If we look at the figures broken down by region the most striking fact is that there is little difference across the country. Scotland is the most welcoming to immigrants and the region with the lowest figure on climate change is the region that also wants to cut immigration the most - the Midlands and Wales.

It's not a massive surprise that the two areas in England that return members of the European Parliament for the Green Party score well on climate change attitudes. So this may seem like an unexciting statistic - but personally I think the absence of difference between areas is quite surprising considering that these areas do have quite significantly different attitudes to politics more generally.

Next if we look at attitudes by age we can confirm an old adage that as people age they move to the right. Alternative we might be looking at social shifts with the young more integrated and more aware of the risks to the climate that we currently face.

Whichever is the case it's clear that there is both an inverse correlation between caring about the climate and fretting over the level of immigration. It's a correlation we see in the regional breakdown - but far more clearly in the case of age.
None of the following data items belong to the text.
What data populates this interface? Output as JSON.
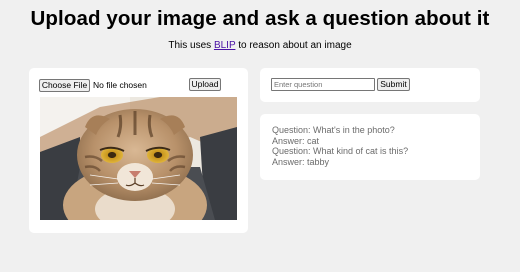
{
  "page": {
    "title": "Upload your image and ask a question about it",
    "subtitle_pre": "This uses ",
    "subtitle_link": "BLIP",
    "subtitle_post": " to reason about an image"
  },
  "upload": {
    "choose_file_label": "Choose File",
    "file_status": "No file chosen",
    "upload_label": "Upload"
  },
  "question": {
    "placeholder": "Enter question",
    "value": "",
    "submit_label": "Submit"
  },
  "history": [
    {
      "q_prefix": "Question: ",
      "q": "What's in the photo?",
      "a_prefix": "Answer: ",
      "a": "cat"
    },
    {
      "q_prefix": "Question: ",
      "q": "What kind of cat is this?",
      "a_prefix": "Answer: ",
      "a": "tabby"
    }
  ],
  "colors": {
    "background": "#f0f0f0",
    "card": "#ffffff",
    "link": "#4a12a5",
    "history_text": "#6b6b6b"
  }
}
Perhaps it would be best expressed by saying that the more you care about global issues the more welcoming you are likely to be to those from other places around the world.

History, or rather YouGov, does not record what the 2% of people who intend to vote Green thought of immigration. However, they do have a breakdown for the voters of the three main political parties. Again we can see another suspicion confirmed, that the old idea that you had Tories to the right, Labour to the left and the Liberals in the middle is simply no longer true.

Whilst Tory voters were the least concerned about climate change and the most concerned about foreigners coming in and moving things about with their sticky foreign fingers it was the Lib Dem voters who were roughly three times as concerned about the climate and half as worried about migrants as Tory voters. It's the Labour voters who sit in between the two parties, at least on these issues.

All mildly interesting I think.

The most interesting set of figures I'd like to see, which unfortunately do not as yet exist, is the the correlation between how much people want to cut immigration and how many immigrants they think are actually living in the country now. My completely unevidence based assertion would be that those who think there are more immigrants than there really are will be more likely to think there should be less of them. YouGov - get to it!

Immigration and the rights of migrants is clearly an issue that the left is going to have to address in a very muscular way over the coming couple of years seeking not just to combat the far right but shift ordinary opinion on the merits of our brothers and sisters who were born in other lands.

As a small piece of evidence to show that racism is a growing trend in the most unexpected places this video of a recent demonstration is instructive where we are treated to workers shouting "foreigners out" as part of their dispute (hat tip Lenin). On the other side of it here is Billy Bragg talking about the tension between economic struggle and nationalism drawing his own particualr conclusions.

For me the main danger is not organisations like the BNP but that we might neglect the battle of ideas in wider society. It isn't the BNP creating a pool of racism, this would be giving that small and incompetent organisation far too much credit. It simply feeds off of a pool of pre-existing bigotries. It's that pool that we must seek to drain.

2 comments:

weggis said...

What is the breakdown of the "Immigration" figures between "white working class" and settled Immigrants as opposed to transient Immigrants?

Jim Jepps said...

Another interesting stat that yougov didn't explore.